Automatic transformation of a sequential program into a parallel form is
a subject that presents a great intellectual challenge and promises a
great practical award. There is a tremendous investment in existing
sequential programs, and scientists and engineers continue to write
their application programs in sequential languages (primarily in
Fortran). The demand for higher speedups increases. The job of a
restructuring compiler is to discover the dependence structure and the
characteristics of the given machine. Much attention has been focused on
the Fortran do loop. This is where one expects to find major chunks of
computation that need to be performed repeatedly for different values of
the index variable. Many loop transformations have been designed over
the years, and several of them can be found in any parallelizing
compiler currently in use in industry or at a university research
facility.
The book series on KappaLoop Transformations for Restructuring
Compilerskappa provides a rigorous theory of loop transformations and
dependence analysis.
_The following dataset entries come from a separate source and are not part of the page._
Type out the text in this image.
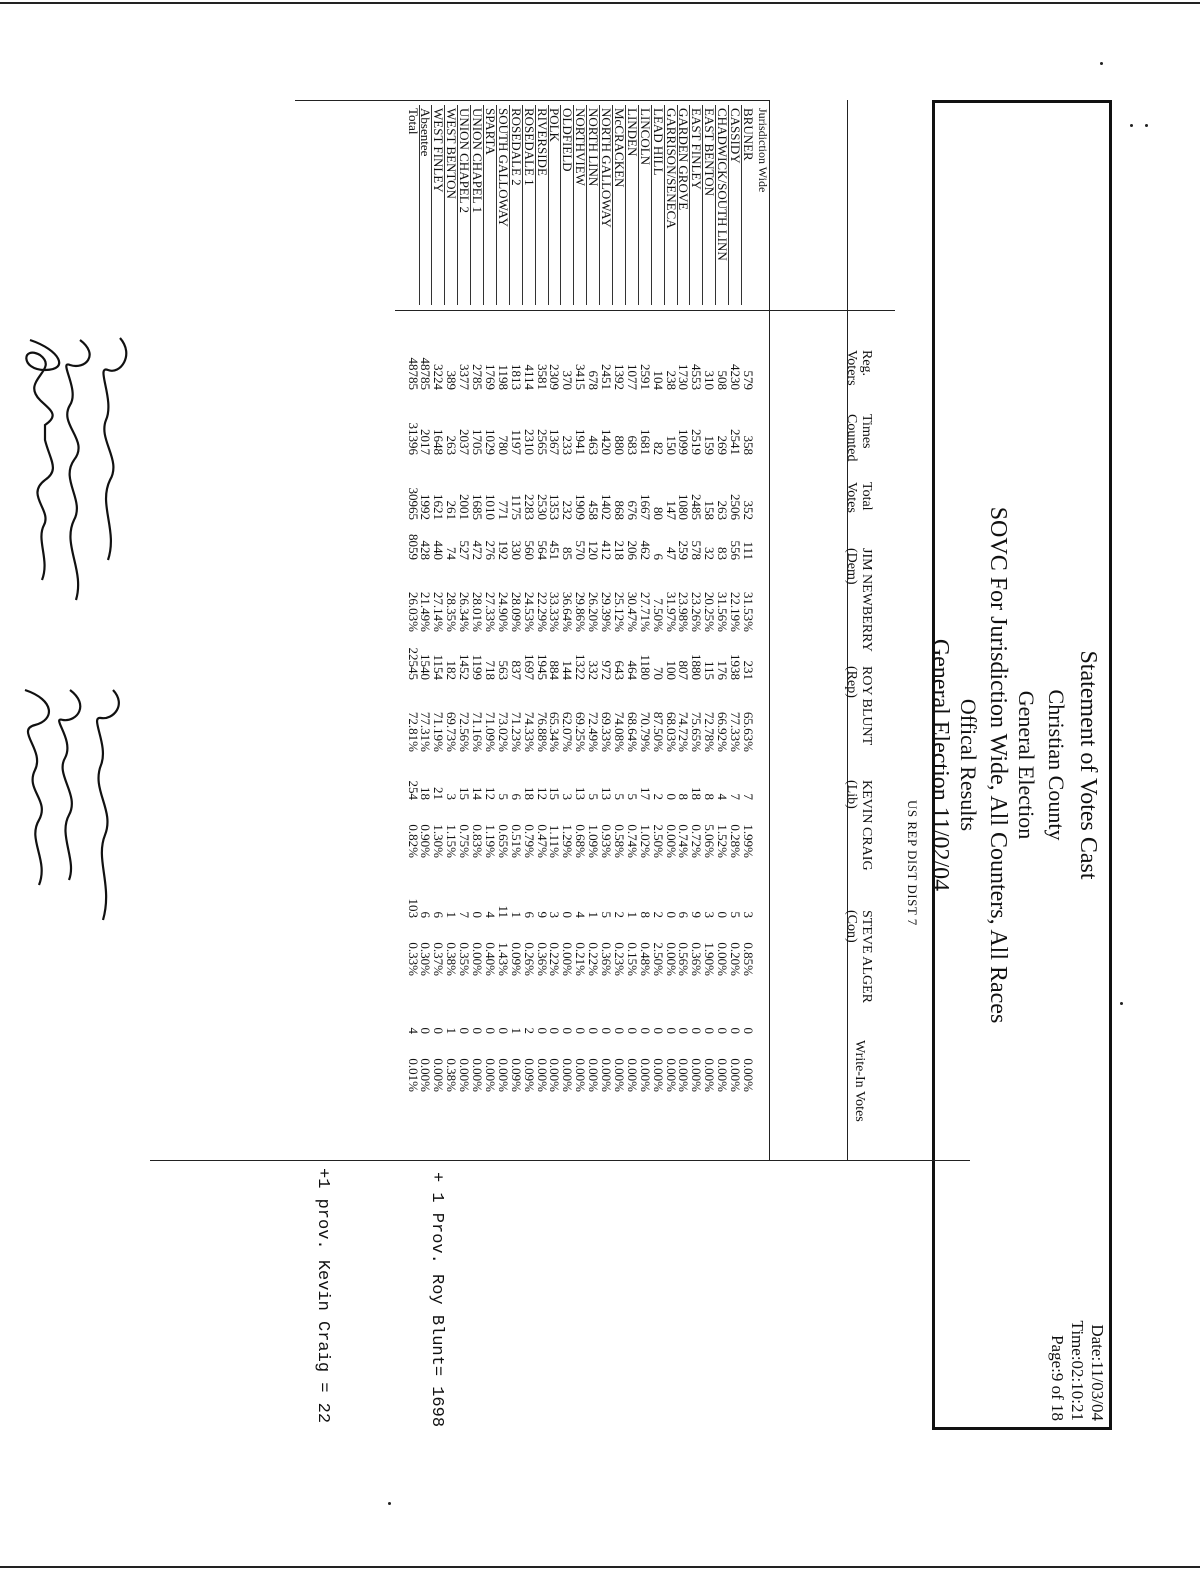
Statement of Votes Cast
Christian County
General Election
SOVC For Jurisdiction Wide, All Counters, All Races
Offical Results
General Election 11/02/04
Date:11/03/04
Time:02:10:21
Page:9 of 18
US REP DIST DIST 7
Reg.
Voters
Times
Counted
Total
Votes
JIM NEWBERRY
(Dem)
ROY BLUNT
(Rep)
KEVIN CRAIG
(Lib)
STEVE ALGER
(Con)
Write-In Votes
Jurisdiction Wide
BRUNER
579
358
352
111
31.53%
231
65.63%
7
1.99%
3
0.85%
0
0.00%
CASSIDY
4230
2541
2506
556
22.19%
1938
77.33%
7
0.28%
5
0.20%
0
0.00%
CHADWICK/SOUTH LINN
508
269
263
83
31.56%
176
66.92%
4
1.52%
0
0.00%
0
0.00%
EAST BENTON
310
159
158
32
20.25%
115
72.78%
8
5.06%
3
1.90%
0
0.00%
EAST FINLEY
4553
2519
2485
578
23.26%
1880
75.65%
18
0.72%
9
0.36%
0
0.00%
GARDEN GROVE
1730
1099
1080
259
23.98%
807
74.72%
8
0.74%
6
0.56%
0
0.00%
GARRISON/SENECA
238
150
147
47
31.97%
100
68.03%
0
0.00%
0
0.00%
0
0.00%
LEAD HILL
104
82
80
6
7.50%
70
87.50%
2
2.50%
2
2.50%
0
0.00%
LINCOLN
2591
1681
1667
462
27.71%
1180
70.79%
17
1.02%
8
0.48%
0
0.00%
LINDEN
1077
683
676
206
30.47%
464
68.64%
5
0.74%
1
0.15%
0
0.00%
McCRACKEN
1392
880
868
218
25.12%
643
74.08%
5
0.58%
2
0.23%
0
0.00%
NORTH GALLOWAY
2451
1420
1402
412
29.39%
972
69.33%
13
0.93%
5
0.36%
0
0.00%
NORTH LINN
678
463
458
120
26.20%
332
72.49%
5
1.09%
1
0.22%
0
0.00%
NORTHVIEW
3415
1941
1909
570
29.86%
1322
69.25%
13
0.68%
4
0.21%
0
0.00%
OLDFIELD
370
233
232
85
36.64%
144
62.07%
3
1.29%
0
0.00%
0
0.00%
POLK
2309
1367
1353
451
33.33%
884
65.34%
15
1.11%
3
0.22%
0
0.00%
RIVERSIDE
3581
2565
2530
564
22.29%
1945
76.88%
12
0.47%
9
0.36%
0
0.00%
ROSEDALE 1
4114
2310
2283
560
24.53%
1697
74.33%
18
0.79%
6
0.26%
2
0.09%
ROSEDALE 2
1813
1197
1175
330
28.09%
837
71.23%
6
0.51%
1
0.09%
1
0.09%
SOUTH GALLOWAY
1198
780
771
192
24.90%
563
73.02%
5
0.65%
11
1.43%
0
0.00%
SPARTA
1769
1029
1010
276
27.33%
718
71.09%
12
1.19%
4
0.40%
0
0.00%
UNION CHAPEL 1
2785
1705
1685
472
28.01%
1199
71.16%
14
0.83%
0
0.00%
0
0.00%
UNION CHAPEL 2
3377
2037
2001
527
26.34%
1452
72.56%
15
0.75%
7
0.35%
0
0.00%
WEST BENTON
389
263
261
74
28.35%
182
69.73%
3
1.15%
1
0.38%
1
0.38%
WEST FINLEY
3224
1648
1621
440
27.14%
1154
71.19%
21
1.30%
6
0.37%
0
0.00%
Absentee
48785
2017
1992
428
21.49%
1540
77.31%
18
0.90%
6
0.30%
0
0.00%
Total
48785
31396
30965
8059
26.03%
22545
72.81%
254
0.82%
103
0.33%
4
0.01%
+ 1 Prov. Roy Blunt= 1698
+1 prov. Kevin Craig = 22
We want to develop the transformations in a
consistent mathematical framework using objects like directed graphs,
matrices, and linear equations. Then, the algorithms that implement the
transformations can be precisely described in terms of certain abstract
mathematical algorithms. The first volume, Loop Transformations for
Restructuring Compilers: The Foundations, provided the general
mathematical background needed for loop transformations (including those
basic mathematical algorithms), discussed data dependence, and
introduced the major transformations. The current volume, Loop
Parallelization, builds a detailed theory of iteration-level loop
transformations based on the material developed in the previous book.